Fans and collectors who have seen the famous video clip or remember watching it live will get a chance to get in closer touch with Kirk Gibson’s dramatic 1988 World Series home run when SCP Auctions’ catalog goes live next week. As we reported yesterday, Gibson’s jersey, bat and batting helmet are among a collection of items from that famous at-bat against Dennis Eckersley that will be sold next month through SCP Auctions.
His 1988 NL MVP award and his personal 1988 World Series trophy are also part of the auction. It’s not a stretch to say the entire Gibson collection could fetch close to a half million dollars.
Now manager of the Arizona Diamondbacks, Gibson said during a Tuesday teleconference that he has stored the items, along with many of his personal possessions, in a warehouse. Worried about their safety from fire, theft or other forces, he decided to sell them.
No doubt, the Baseball Hall of Fame would love to have such important pieces of baseball history, but Gibson said he is happy to turn them over to the collectors market, one he claims he has learned to appreciate since his playing days ended.

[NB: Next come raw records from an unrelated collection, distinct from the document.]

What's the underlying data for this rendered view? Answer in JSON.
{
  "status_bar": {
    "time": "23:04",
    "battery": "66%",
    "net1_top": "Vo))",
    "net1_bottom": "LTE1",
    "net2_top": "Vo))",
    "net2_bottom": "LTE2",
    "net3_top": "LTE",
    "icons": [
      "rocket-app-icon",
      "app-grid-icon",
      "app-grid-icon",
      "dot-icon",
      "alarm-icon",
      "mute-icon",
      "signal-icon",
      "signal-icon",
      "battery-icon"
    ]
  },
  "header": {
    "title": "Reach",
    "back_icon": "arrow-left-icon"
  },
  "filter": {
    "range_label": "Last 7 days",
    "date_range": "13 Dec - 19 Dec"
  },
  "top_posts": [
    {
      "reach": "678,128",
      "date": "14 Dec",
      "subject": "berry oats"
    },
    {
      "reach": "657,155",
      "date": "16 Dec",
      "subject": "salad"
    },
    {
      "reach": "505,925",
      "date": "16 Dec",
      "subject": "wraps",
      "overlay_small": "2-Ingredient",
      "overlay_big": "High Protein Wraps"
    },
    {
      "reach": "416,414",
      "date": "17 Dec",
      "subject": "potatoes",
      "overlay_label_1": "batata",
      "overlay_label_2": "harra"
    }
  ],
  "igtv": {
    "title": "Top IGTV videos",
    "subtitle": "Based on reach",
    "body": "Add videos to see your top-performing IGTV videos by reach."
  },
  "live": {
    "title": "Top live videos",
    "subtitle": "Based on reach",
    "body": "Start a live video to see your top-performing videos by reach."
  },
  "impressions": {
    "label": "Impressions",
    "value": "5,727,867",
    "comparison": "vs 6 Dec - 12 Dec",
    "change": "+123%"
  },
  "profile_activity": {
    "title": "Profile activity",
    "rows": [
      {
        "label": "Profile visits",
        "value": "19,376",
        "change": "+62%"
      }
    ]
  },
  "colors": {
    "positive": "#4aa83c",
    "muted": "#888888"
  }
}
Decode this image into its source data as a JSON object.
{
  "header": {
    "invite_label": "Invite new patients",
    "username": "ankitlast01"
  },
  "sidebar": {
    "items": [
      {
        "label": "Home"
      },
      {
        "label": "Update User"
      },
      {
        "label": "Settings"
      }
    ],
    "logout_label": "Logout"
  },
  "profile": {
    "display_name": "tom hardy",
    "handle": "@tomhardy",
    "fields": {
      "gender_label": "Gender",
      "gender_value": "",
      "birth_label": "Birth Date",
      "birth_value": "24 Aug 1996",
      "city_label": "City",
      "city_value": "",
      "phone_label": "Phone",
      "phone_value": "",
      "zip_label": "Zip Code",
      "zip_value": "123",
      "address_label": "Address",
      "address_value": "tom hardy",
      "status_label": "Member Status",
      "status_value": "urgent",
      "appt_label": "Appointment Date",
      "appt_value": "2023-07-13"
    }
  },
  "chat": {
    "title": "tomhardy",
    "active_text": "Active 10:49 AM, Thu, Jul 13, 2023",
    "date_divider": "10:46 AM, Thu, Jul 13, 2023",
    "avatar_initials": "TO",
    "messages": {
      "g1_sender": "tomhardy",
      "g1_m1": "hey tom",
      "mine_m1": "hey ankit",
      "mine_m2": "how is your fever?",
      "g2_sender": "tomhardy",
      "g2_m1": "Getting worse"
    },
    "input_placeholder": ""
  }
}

“It’s a huge environment. I think just as I realized that fans and media are a huge part of the game, the collectors, the people who display it, have museums, really cherish these things on a different level than I do. It’s an important part of our game, keeping our game healthy.”
The auction is set to begin October 27 and end on November 13 with the Gibson items joining over 1,400 offerings, including a Pete Rose “corked” bat, a Mickey Mantle game-worn jersey, T206 Honus Wagner and Babe Ruth memorabilia.
Gibson has autographed all of the items and noted their significance. He says the jersey he was wearing that night hasn’t been washed. The bat bears cleat marks from where he knocked dirt off his spikes while in the batter’s box and marks from both the foul balls he hit and the famous homer.
“There’s so much character in it,” Gibson said of the bat he used against Eckersley, a lighter model.
“If you look at the handle on the end of that bat, there’s an ‘x’ because it was a reject. I really only got it because it was so light, I was hurt, so I started to get that ready,” he said. “The cleat marks at the head of the bat where I hit my shoes, there’s indentations at the beginning of the bat.
“At the end of the bat, it was so deep, there’s really deep indentations, the red ink from the foul balls I hit is on it. You can actually see the spot where I made contact with the ball. It’s preserved very well.”
The ball that landed in the Dodger Stadium stands has never been brought forward. It, too, would likely be a very pricey piece of memorabilia. While authenticating a ball–even with World Series markings–would be extremely difficult, Gibson indicated there could be a key piece of evidence in his warehouse.
In the days following the game, a woman sent him a photo of the spot where the ball landed.
“It hit her high on her inner thigh,” Gibson said. “It was all black and blue, and it was just a picture of where it landed on the young lady’s leg.”